CED: BIO's Comments to the the Medicare Evidence Development & Coverage Advisory Committee’s (MEDCAC) questions regarding the evidentiary characteristics of coverage with evidence development (CED)
Re: Request for Comments Regarding Evidentiary Characteristics of Coverage with Evidence Development
Dear Ms. Ellis:
The Biotechnology Industry Organization (BIO) appreciates this opportunity to respond to the Medicare Evidence Development & Coverage Advisory Committee’s (MEDCAC) questions regarding the evidentiary characteristics of coverage with evidence development (CED). BIO is the largest trade organization to serve and represent the biotechnology industry in the United States and around the globe. BIO represents more than 1,100 biotechnology companies, academic institutions, state biotechnology centers and related organizations across the United States and in more than 30 other nations. BIO members are involved in the research and development of innovative healthcare, agricultural, industrial and environmental biotechnology products.

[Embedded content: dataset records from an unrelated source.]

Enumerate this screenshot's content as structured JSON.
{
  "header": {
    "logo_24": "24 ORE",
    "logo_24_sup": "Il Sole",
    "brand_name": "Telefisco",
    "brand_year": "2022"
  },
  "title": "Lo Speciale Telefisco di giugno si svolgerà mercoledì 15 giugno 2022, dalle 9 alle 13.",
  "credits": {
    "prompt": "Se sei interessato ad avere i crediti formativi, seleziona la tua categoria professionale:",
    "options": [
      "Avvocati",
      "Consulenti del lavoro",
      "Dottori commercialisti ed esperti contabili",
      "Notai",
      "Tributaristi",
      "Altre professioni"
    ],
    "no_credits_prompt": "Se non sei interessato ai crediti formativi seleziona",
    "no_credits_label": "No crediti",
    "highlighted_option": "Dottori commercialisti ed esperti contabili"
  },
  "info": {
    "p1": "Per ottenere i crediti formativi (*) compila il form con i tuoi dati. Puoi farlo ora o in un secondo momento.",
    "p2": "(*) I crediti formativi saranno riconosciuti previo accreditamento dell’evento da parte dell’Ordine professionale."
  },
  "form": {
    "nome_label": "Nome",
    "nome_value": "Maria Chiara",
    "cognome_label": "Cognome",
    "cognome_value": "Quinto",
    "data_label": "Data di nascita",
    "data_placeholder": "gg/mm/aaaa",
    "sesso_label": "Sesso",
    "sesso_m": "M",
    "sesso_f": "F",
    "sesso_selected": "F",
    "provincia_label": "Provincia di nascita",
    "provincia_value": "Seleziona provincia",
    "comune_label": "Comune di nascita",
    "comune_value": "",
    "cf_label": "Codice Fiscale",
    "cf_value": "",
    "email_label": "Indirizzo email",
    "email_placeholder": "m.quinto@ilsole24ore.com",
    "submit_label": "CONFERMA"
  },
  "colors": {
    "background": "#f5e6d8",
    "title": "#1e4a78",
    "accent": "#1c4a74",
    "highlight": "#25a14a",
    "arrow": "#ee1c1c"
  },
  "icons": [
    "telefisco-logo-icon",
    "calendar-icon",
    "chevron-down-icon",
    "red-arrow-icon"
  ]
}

As a representative of members dedicated to developing new therapies and ensuring access to them, BIO supports the use of CED when it is used to help patients gain access to otherwise unavailable drugs, biologicals and other therapies. Our members invest billions of dollars each year in clinical research to develop and disseminate evidence to help guide the effective use of their therapies. This investment generally continues after the Food and Drug Administration’s (FDA’s) stringent drug and biological approval requirements are met and often includes post-marketing studies required by FDA. We also support the dissemination of this evidence, as appropriate, to further clinical knowledge and enhance and improve the clinical decision-making process.
Before responding to MEDCAC's panel voting questions, we believe it is important to address more broadly the applicability of CED to drugs and biologicals. The Centers for Medicare and Medicaid Services (CMS) should not second-guess FDA’s drug approval decisions by requiring additional post-approval studies of a drug or biological for “medically accepted indications,” as defined by statute or pursuant to longstanding Medicare guidance, as FDA has already determined that the products are safe and effective. CED is not necessary or appropriate for FDA-approved uses of drugs and biologicals that are approved for use in the Medicare population, including disabled and patients older than age 65. Moreover, the Social Security Act’s definition of “drugs or biologicals” requires that each drug or biological be included or approved for inclusion in the United States Pharmacopoeia or be “approved by the pharmacy and drug therapeutics committee (or equivalent committee) of the medical staff of the hospital furnishing such drugs and biologicals for use in such hospital.” These requirements, combined with FDA approval, provide additional assurance that the therapy has been thoroughly reviewed by independent experts prior to coverage.
In addition, CED should not be applied to drugs and biologicals that are used for “medically accepted indications” of drugs or biologicals used in anti-cancer chemotherapeutic regimens, which include the FDA-approved uses as well as uses that are listed in certain compendia or are supported by peer-reviewed literature. Medicare also has long granted its contractors authority to determine that unlabeled uses of other drugs are “medically accepted” based on “the major drug compendia, authoritative medical literature and/or accepted standards of medical practice.” By using authoritative compendia and medical literature to define “medically accepted indications,” the statute and Medicare’s guidance protect beneficiaries’ timely access to drugs and biologicals while also ensuring that Medicare’s coverage policies are truly evidence-based.
Finally, FDA and CMS each have separate and distinct mandates that CMS must adhere to in any redesign of the CED policies. While BIO supports the two agencies working together to ensure patients have access to needed therapies, it is critical that the unique missions of these two agencies remain distinct, and not be comingled or compromised in the course of CED application. Congress deliberately bestowed FDA and CMS with distinct authorities and standards for approval and coverage decisions respectively, consistent with the different missions and constituencies of the agencies. FDA has the appropriate combination of expertise and resources to review and approve study design and results of clinical trials needed to demonstrate that drugs and biologicals are safe and effective. CMS should not attempt to use its limited resources to duplicate these capabilities. The industry should not be put into a "double jeopardy" situation (i.e., CMS should not apply CED to those products that are already subject to REMs or other post-market studies required by the FDA).
BIO appreciates CMS’ attempt to solicit stakeholders’ input regarding its CED policies and understands that CMS leadership is seeking comments to help develop new guidance on CED. We urge CMS to make any change to CED in response to, or as a result of, the MEDCAC meeting, subject to an additional notice and comment period so that stakeholders have the opportunity to comment on specific changes being proposed.
Centers for Medicare and Medicaid Services. MEDCAC Meeting 5/16/2012 - Evidentiary Characteristics for Coverage with Evidence Development (CED). Available at: http://www.cms.gov/medicare-coverage-database/details/medcac-meeting-details.aspx?MEDCACId=63&TimeFrame=7&DocType=All&bc=AgAAYAAAAAAA&
SSA § 1861(t)(1).
SSA § 1861(t)(2)(B).
Medicare Benefit Policy Manual, ch. 15, § 50.4.2.